Rosetta comet Comet 67P/Churyumov-Gerasimenko reveals more weirdness

With only less than a week to go before it enters into orbit with Comet 76P/Churyumov-Gerasimenko, the European Space Agency's Rosetta spacecraft reveals more photos that provide a closer view of the comet's odd-shaped, two-lobed nucleus.

The images, which were taken by Rosetta's Optical, Spectroscopic, and Infrared Remote Imaging System (OSIRIS), were taken with a resolution of 300 feet per pixel and confirms what earlier images have shown. From a distance, Comet 67P looks like a "rubber duckie," with a bigger body and a smaller head, but the resemblance diminishes as Rosetta closes in. The newest and most intriguing discovery to date is a bright ring that emanates from the link between the two lobes. Scientists believe this bright "neck" indicates that something interesting could be taking place in the link between the comet's lobes.

"The only thing we know for sure at this point is that this neck region appears brighter compared to the head and body of the nucleus," says Holger Sierks of Germany's Max Planck Institute for Solar System Research and OSIRIS principal investigator.

One possible explanation for the strikingly bright neck is that the area could have a different surface composition. It could also have a variation in the size of dust and ice grains covering the surface. Topographical effects could also account for the peculiar feature.

Astronomer and author of Death from the Skies: The Science Behind the End of the World Phil Plait speculates that Comet 67P is the result of one large comet that shattered into pieces after colliding with another object. The combined gravity of the pieces pulled them back together into a bunch of rocks dominated by the two biggest pieces.

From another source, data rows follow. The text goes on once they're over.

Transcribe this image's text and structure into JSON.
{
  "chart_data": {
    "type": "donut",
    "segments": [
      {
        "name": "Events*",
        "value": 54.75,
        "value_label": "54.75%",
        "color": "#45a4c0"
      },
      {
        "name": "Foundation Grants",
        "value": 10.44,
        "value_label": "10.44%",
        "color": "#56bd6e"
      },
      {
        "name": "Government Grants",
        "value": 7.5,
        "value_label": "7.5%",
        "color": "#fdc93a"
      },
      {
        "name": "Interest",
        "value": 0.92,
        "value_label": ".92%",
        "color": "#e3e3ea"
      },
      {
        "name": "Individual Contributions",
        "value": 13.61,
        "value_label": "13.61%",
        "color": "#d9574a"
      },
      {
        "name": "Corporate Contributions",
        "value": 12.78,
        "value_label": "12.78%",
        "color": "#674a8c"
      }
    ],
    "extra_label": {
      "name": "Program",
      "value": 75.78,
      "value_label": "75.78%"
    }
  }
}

Plait says the comet's bright neck could be a low-gravity area where rocks, dust and pebbles flow to leave behind the ice that forms a bright ring.

Although Plait says his explanation is pure speculation, it seems to coincide with NASA's findings about Comet 103P/Hartley, which went into rendezvous with the flyby EPOXI mission in 2010. Images from the mission revealed that Comet 103P's smoother-than-usual middle was characterized by a gravitational low where material from the comet is prevented from leaving the gravitational field.

Of course, not much can be done but wait for Rosetta to close the 2,000-kilometer gap between it and Comet 67P and link up with the four-kilometer comet in its journey around the sun, before its Philae lander touches down on the surface of the comet in November.

By this time next week, Rosetta will be 100 kilometers away from the surface of Comet 67P's nucleus and the first image from OSIRIS' detailed mapping of the comet will be available on August 6.

Rosetta is the first mission to rendezvous with a comet, travel with it around the sun and eject a lander on its surface.